I'd like to map metagenomes (2 x 150 bp reads) against selected genes (500 - 3000 bp in length) using Bowtie2. I expect it might happen often then that reads only map partially as they "go beyond" the reference gene as illustrated in the example below.
Read: CTCGACTGGGGGATCTCGATTTCGTAGACGGCTTGCGGTT...
||||||| |||||||| |||||||
Reference Gene: ...CGTTGACGTTAGAAGGGAAGGACTGGGCGATCTCGACTTCGTAG (end of gene)
I'm wondering if bases of the read that are beyond the end of the gene are treated as mismatches, i.e. penalties are added to the alignment score for these?
My desired behavior would be that the read is treated as if it would be only as long as the overlapping region (27 bases in the above example). Bases on the right end of the read in the example shall be clipped, but not the three bases on the left end of the read.
Does anyone now if this can be set in Bowtie2, or possibly if this is even the default behavior with --end-to-end
mode?
I know that there is the --local
mode, but this is not exactly what I want as it may clip also the left three bases of the read. Maybe there are settings I could use in combination with --local
to achieve the desired behavior?
Part of the read that is not mapped would be soft-clipped. Sounds like that is what you want?

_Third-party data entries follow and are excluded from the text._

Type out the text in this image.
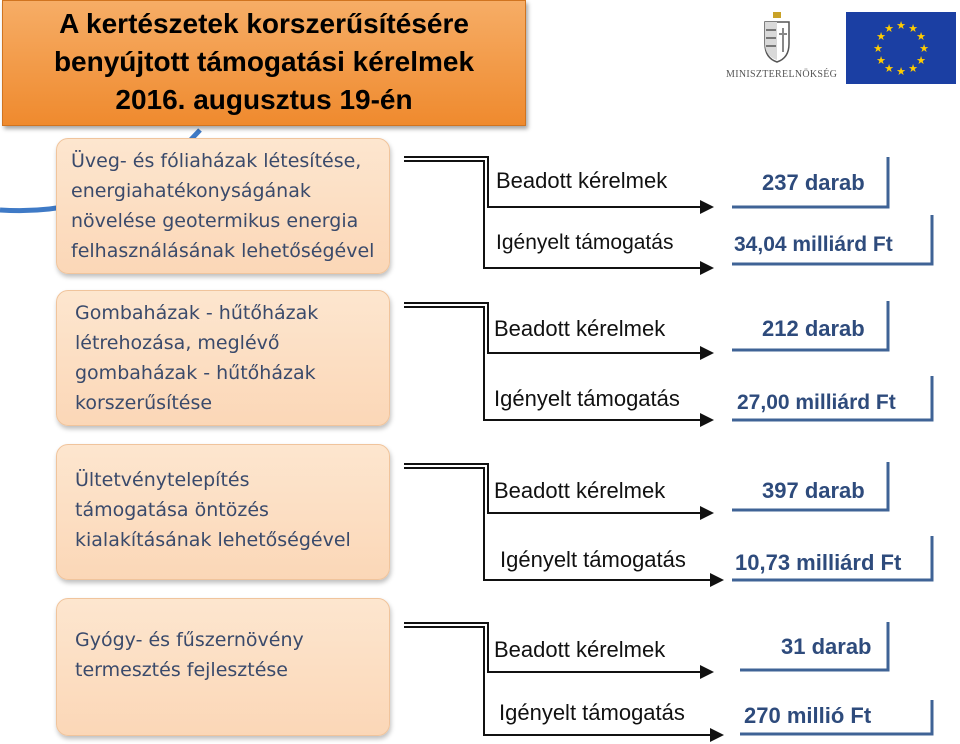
A kertészetek korszerűsítésére
benyújtott támogatási kérelmek
2016. augusztus 19-én
MINISZTERELNÖKSÉG
★ ★
★
★
★
★
★
★
★
★
★
★
Üveg- és fóliaházak létesítése,
energiahatékonyságának
növelése geotermikus energia
felhasználásának lehetőségével
Gombaházak - hűtőházak
létrehozása, meglévő
gombaházak - hűtőházak
korszerűsítése
Ültetvénytelepítés
támogatása öntözés
kialakításának lehetőségével
Gyógy- és fűszernövény
termesztés fejlesztése
Beadott kérelmek	237 darab
Igényelt támogatás	34,04 milliárd Ft
Beadott kérelmek	212 darab
Igényelt támogatás	27,00 milliárd Ft
Beadott kérelmek	397 darab
Igényelt támogatás 10,73 milliárd Ft
Beadott kérelmek	31 darab
Igényelt támogatás	270 millió Ft
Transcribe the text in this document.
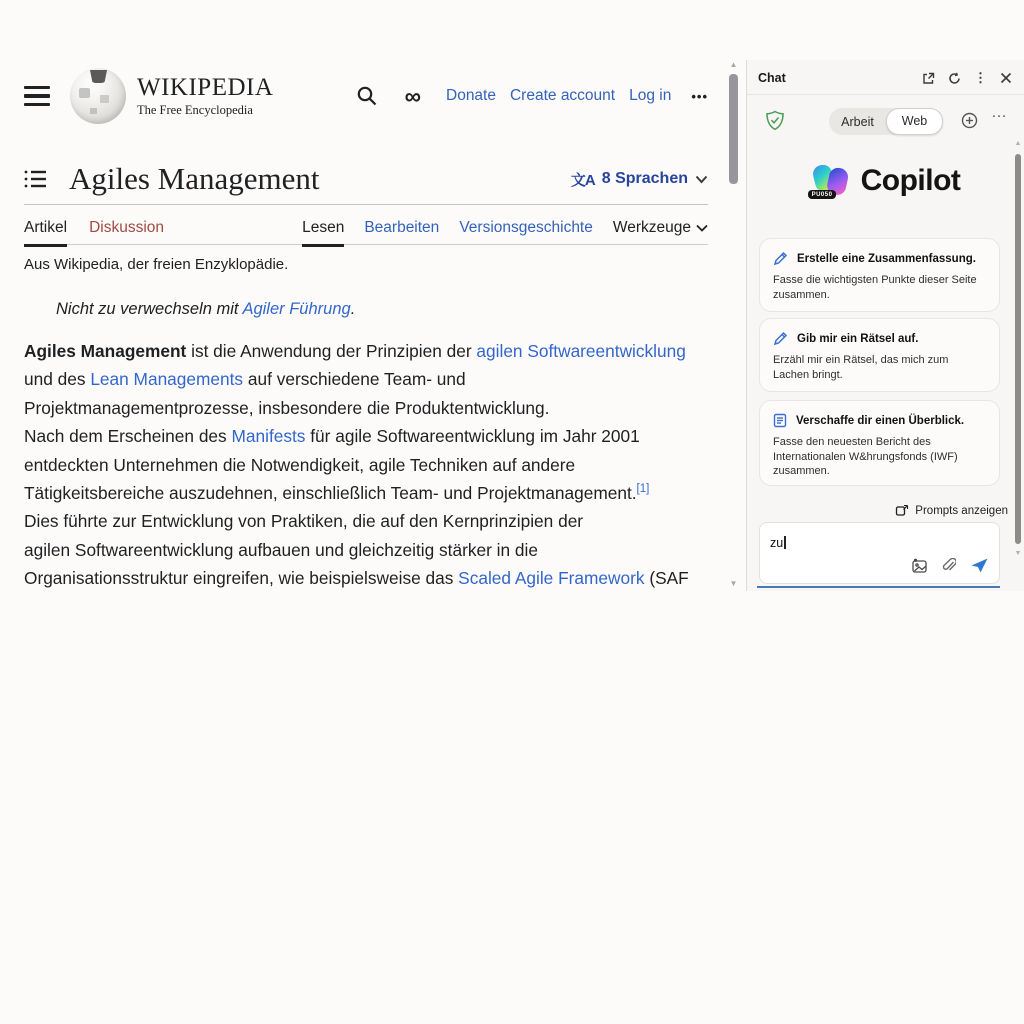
WIKIPEDIA
The Free Encyclopedia
∞ Donate Create account Log in •••
Agiles Management	文A 8 Sprachen
Artikel Diskussion	Lesen Bearbeiten Versionsgeschichte Werkzeuge
Aus Wikipedia, der freien Enzyklopädie.
Nicht zu verwechseln mit Agiler Führung.
Agiles Management ist die Anwendung der Prinzipien der agilen Softwareentwicklung
und des Lean Managements auf verschiedene Team- und
Projektmanagementprozesse, insbesondere die Produktentwicklung.
Nach dem Erscheinen des Manifests für agile Softwareentwicklung im Jahr 2001
entdeckten Unternehmen die Notwendigkeit, agile Techniken auf andere
Tätigkeitsbereiche auszudehnen, einschließlich Team- und Projektmanagement.[1]
Dies führte zur Entwicklung von Praktiken, die auf den Kernprinzipien der
agilen Softwareentwicklung aufbauen und gleichzeitig stärker in die
Organisationsstruktur eingreifen, wie beispielsweise das Scaled Agile Framework (SAF
▲
▼
Chat	⋮
Arbeit	Web	…
PU050 Copilot
Erstelle eine Zusammenfassung.
Fasse die wichtigsten Punkte dieser Seite zusammen.
Gib mir ein Rätsel auf.
Erzähl mir ein Rätsel, das mich zum Lachen bringt.
Verschaffe dir einen Überblick.
Fasse den neuesten Bericht des Internationalen W&hrungsfonds (IWF) zusammen.
Prompts anzeigen
zu
▲
▼
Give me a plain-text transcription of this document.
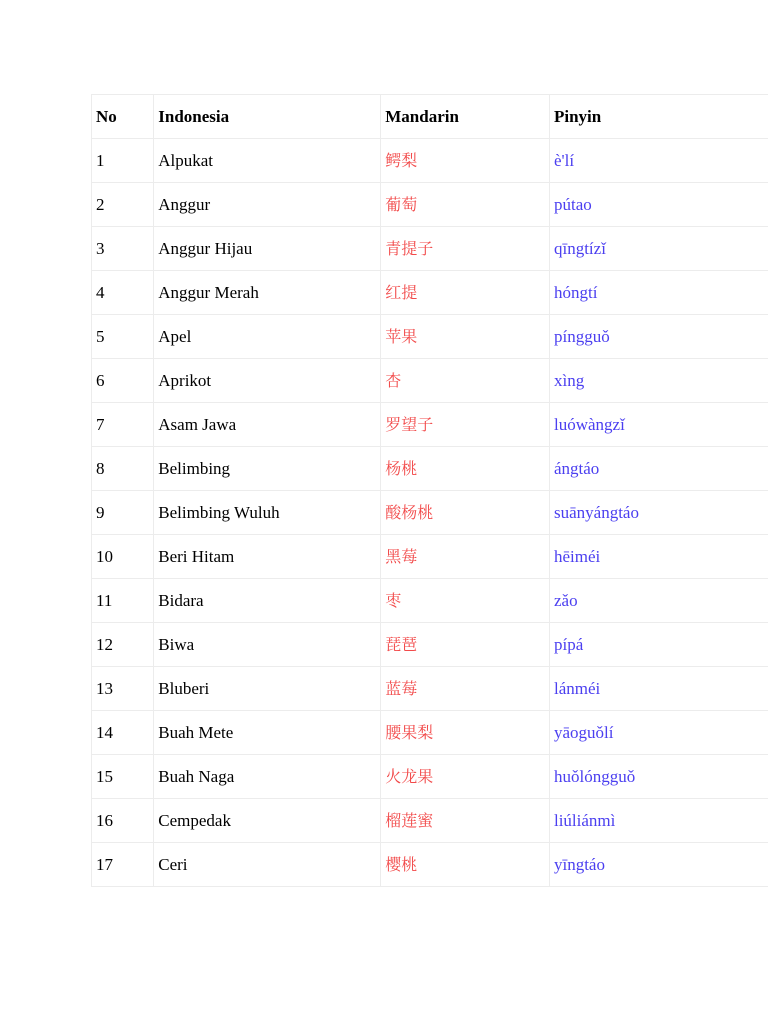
No	Indonesia	Mandarin	Pinyin
1	Alpukat	鳄梨	è'lí
2	Anggur	葡萄	pútao
3	Anggur Hijau	青提子	qīngtízǐ
4	Anggur Merah	红提	hóngtí
5	Apel	苹果	píngguǒ
6	Aprikot	杏	xìng
7	Asam Jawa	罗望子	luówàngzǐ
8	Belimbing	杨桃	ángtáo
9	Belimbing Wuluh	酸杨桃	suānyángtáo
10	Beri Hitam	黑莓	hēiméi
11	Bidara	枣	zǎo
12	Biwa	琵琶	pípá
13	Bluberi	蓝莓	lánméi
14	Buah Mete	腰果梨	yāoguǒlí
15	Buah Naga	火龙果	huǒlóngguǒ
16	Cempedak	榴莲蜜	liúliánmì
17	Ceri	樱桃	yīngtáo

I think my question was unclear so I amended it a bit. So yes, I'd like the read to be clipped. However, referring to the above example, only it's right end but not it's left end shall be clipped.
Left-end should be soft-clipped as well. Have you looked at the CIGAR strings in your alignment file?
Actually I haven't run the mapping yet. I'd just like to find out which settings are reasonable for mapping against single genes, and start the mapping then.
How many genes are you going to map against? Is this a targeted/capture experiment? You always run the risk of forcing reads to align in places where they should not if you used a reduced reference and the original experiment was done with full genome.
I'm planning to use about 100 single copy genes from a reference genome (bacterial isolate) and map different environmental metagenomes against them. If I use stringent mapping conditions (or eventually filter mapped reads afterwards), I don't expect reads that would e.g. align better to a different region of the genome to map to the reference gene.
Proof is going to be in the pudding so to speak. Let us know how you fare on the alignments. Results would be hard to predict since we have no idea what is in your samples and what fraction of the data will align to the genes you start with. Do keep track of multi-mapping reads just in case.
Sure. My question was not really about predicting results but rather how Bowtie2 scores an alignment as shown above.
If you are looking for specifics on how that particular alignment would be scored (in terms of MAPQ) then you may need to dive into code. You will want to read this blog post about mapping qualities.
I think what you are thinking of is a
score
like blast+ alignment. That concept is not directly transferable to NGS alignments.I was not referring to the mapping quality but the alignment score (AS tag in the sam file). I really should have been more specific in my question, I changed it a bit further. To calculate the alignment score, Bowtie2 (default) uses e.g. the following penalties:
mismatch: 2 - 6, gap open: 5, gap extend: 3
The minimum alignment score needed for an alignment to be considered “valid” can be set using
--score-min
. Now my question is if Bowtie2 scores all the bases at the right end of the read in my example as mismatches? If so, the alignment will never be considered valid with a reasonable score-min. If I use--local
mode these bases will be clipped, but then I also loose the penalties of the three left-end bases, which I'd like to avoid. Anyway, I’ll probably just try around with a small set of made-up sequences to see what happens.